One of the most popular urban myths speaks of Bigfoot – an 8-foot tall creature, covered in thick, dark hair. The creature, also known as sasquatch or Yeti (the Asian counterpart) has spurred the imagination of countless people, some of whom went a step farther to report actual sightings of the elusive beast. If you haven’t been living under a rock this whole time, chances have it you’ve seen at least one media report presenting footage that once and for all proves Bigfoot is real. Unfortunately, it seems the footage is always blurry, resembles some other animals or is inconclusive for whatever reason. Tired of these sort of claims or simply bored (perhaps both), a group of scientists have for the first time performed a systematic genetic screening of samples allegedly belonging to Bigfoot or Yeti. Their results show the samples come from all sorts of extant animals: bear, raccoon, horse, cow, sheep, canine, deer and many other.
The internet is riddled with reports and stories of Bigfoot, all complete with evidence of some sort ranging from eyewitness reports, to video material, to footprints. While some of this evidence is genuinely unaccounted for, mainstream science is far from convinced and has instead chosen to class this kind of sightings as those following “anomalous primates”.
An University of Oxford initiative that first began in 2012, called the Oxford-Lausanne Collateral Hominid Project, gathered over 30 organic samples of alleged anomalous primates and analyzed them using most scrutinous DNA sequencing techniques.
“The search for anomalous primates is, in principle, no different from the search for other species unknown to science, and is susceptible to the same recently developed discovery techniques based on DNA barcoding,” says paleontologist and evolutionary biologist Norman MacLeod at the Natural History Museum in London, who did not participate in the study.
The results were recently published in the journal Proceedings of the Royal Society B. As one might imagine, there were no samples whose DNA didn’t matched some kind of known mammalian species. Actually, most of the samples originated from common animals like dogs or bears, even humans, but not Neanderthals as some claims might have had it. The most interesting find was that two of the samples attributed to the Himalayan “yeti” matched DNA from a fossil of a more than 40,000-year-old polar bear (Ursus maritimus). The researchers suggest these hairs might come from a previously unrecognized bear species or, most likely, from a brown-polar bear hybrid.

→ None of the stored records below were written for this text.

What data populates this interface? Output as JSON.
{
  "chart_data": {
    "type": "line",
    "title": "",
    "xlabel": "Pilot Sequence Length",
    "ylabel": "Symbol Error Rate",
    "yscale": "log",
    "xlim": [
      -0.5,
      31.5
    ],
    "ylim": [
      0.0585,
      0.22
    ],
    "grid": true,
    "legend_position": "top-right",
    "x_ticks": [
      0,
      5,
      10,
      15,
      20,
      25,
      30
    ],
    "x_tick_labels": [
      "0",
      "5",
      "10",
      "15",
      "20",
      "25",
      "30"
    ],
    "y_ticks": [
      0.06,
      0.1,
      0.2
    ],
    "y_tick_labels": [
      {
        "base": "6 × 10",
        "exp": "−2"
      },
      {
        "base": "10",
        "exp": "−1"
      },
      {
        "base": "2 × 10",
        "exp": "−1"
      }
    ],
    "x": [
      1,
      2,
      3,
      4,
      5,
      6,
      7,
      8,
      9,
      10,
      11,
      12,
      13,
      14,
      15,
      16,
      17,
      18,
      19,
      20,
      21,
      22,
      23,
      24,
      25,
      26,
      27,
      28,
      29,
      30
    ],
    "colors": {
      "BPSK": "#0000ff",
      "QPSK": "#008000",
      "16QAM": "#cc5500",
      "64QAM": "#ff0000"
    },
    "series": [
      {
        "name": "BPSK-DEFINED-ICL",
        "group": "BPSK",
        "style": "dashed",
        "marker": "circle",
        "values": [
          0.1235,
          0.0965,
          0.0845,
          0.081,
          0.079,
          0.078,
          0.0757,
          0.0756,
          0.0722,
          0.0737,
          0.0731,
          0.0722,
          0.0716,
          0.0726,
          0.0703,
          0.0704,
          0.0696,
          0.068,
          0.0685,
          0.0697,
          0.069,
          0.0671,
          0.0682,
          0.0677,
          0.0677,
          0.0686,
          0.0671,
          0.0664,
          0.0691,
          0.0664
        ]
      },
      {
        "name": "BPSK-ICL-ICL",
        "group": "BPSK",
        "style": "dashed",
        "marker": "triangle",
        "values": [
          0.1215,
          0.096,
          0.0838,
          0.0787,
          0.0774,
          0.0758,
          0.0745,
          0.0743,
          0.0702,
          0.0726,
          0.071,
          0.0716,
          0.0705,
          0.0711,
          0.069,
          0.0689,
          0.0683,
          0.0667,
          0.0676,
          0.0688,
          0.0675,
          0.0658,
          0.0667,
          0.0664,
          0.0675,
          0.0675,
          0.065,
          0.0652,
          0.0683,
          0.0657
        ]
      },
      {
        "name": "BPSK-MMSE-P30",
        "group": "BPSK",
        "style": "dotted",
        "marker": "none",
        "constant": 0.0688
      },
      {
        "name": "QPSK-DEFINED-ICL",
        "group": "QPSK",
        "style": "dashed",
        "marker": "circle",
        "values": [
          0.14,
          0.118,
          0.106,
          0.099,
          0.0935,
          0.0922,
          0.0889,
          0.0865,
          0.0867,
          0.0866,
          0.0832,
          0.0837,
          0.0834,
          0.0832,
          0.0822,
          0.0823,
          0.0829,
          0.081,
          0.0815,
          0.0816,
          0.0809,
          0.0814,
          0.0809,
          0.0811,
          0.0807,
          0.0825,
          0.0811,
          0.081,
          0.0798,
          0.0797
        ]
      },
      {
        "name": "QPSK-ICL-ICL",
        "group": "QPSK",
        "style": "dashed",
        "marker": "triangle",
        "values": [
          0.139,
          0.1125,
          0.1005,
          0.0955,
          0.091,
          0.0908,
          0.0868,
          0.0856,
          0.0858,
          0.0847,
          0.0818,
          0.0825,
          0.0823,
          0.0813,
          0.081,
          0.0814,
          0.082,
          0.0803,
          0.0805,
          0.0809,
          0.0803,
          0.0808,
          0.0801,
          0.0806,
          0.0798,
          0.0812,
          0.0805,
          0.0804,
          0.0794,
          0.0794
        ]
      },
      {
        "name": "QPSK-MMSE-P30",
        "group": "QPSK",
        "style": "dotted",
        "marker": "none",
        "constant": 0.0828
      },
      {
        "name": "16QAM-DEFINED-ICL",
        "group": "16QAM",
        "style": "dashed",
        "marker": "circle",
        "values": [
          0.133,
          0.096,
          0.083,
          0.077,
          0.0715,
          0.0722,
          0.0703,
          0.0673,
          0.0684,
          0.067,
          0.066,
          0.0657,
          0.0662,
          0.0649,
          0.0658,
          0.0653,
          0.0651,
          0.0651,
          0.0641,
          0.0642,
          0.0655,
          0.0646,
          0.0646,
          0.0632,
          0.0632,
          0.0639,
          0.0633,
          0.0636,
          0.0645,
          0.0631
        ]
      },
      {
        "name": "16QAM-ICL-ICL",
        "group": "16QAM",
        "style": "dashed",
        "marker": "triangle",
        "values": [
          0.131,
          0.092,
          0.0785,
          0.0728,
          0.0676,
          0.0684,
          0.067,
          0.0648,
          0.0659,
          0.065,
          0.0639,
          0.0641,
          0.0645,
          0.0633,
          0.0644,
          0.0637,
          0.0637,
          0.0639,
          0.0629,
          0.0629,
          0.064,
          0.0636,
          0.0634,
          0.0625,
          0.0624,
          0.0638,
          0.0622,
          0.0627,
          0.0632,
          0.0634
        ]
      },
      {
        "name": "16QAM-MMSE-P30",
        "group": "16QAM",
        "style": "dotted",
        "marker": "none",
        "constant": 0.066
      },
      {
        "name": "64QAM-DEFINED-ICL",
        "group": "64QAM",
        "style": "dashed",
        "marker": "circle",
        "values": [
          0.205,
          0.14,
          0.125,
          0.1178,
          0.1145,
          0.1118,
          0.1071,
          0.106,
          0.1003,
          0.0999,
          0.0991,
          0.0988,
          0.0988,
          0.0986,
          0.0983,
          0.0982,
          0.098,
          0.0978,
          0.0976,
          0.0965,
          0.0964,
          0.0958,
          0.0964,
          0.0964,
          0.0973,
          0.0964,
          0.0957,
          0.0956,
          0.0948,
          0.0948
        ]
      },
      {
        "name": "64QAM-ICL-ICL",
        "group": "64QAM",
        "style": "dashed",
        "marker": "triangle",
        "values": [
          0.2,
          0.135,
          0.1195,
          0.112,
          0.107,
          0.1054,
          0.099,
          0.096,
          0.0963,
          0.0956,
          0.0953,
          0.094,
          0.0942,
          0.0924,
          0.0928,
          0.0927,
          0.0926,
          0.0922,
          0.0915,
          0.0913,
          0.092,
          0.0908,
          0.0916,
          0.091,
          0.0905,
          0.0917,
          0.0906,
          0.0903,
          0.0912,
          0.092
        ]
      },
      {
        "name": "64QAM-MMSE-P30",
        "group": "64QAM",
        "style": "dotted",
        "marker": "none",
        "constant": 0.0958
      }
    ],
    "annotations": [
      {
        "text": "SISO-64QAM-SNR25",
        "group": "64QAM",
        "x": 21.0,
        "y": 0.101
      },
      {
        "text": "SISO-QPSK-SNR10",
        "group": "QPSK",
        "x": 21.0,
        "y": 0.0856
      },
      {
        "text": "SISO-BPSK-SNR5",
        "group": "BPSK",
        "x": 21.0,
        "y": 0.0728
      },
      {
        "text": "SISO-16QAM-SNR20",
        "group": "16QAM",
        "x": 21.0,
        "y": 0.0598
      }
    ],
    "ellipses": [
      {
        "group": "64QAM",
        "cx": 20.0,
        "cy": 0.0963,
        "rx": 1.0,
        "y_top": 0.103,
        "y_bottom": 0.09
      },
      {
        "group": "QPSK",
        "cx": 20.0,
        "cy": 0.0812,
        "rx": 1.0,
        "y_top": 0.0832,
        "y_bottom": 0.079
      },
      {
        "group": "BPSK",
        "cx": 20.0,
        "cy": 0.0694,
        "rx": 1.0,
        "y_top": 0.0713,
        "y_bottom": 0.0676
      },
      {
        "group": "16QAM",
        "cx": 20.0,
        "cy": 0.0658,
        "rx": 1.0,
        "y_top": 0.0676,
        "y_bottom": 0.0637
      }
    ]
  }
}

So, now what’s next? The results first and foremost provide a setting for disputing future claims such as these, so that people wont get so much bombarded with nonsense in the future. Secondly, the study doesn’t actually proves that Bigfoot doesn’t exist. It’s maybe the case that the wrong samples happened to be under investigation. No doubt, future projects such as this will appear, but at a $2,000 price tag per sample, it’s difficult to imagine who will fund anything like this.
“The techniques described here put an end to decades of ambiguity about species identification of anomalous primate samples and set a rigorous standard against which to judge any future claims,” the researchers write in their paper.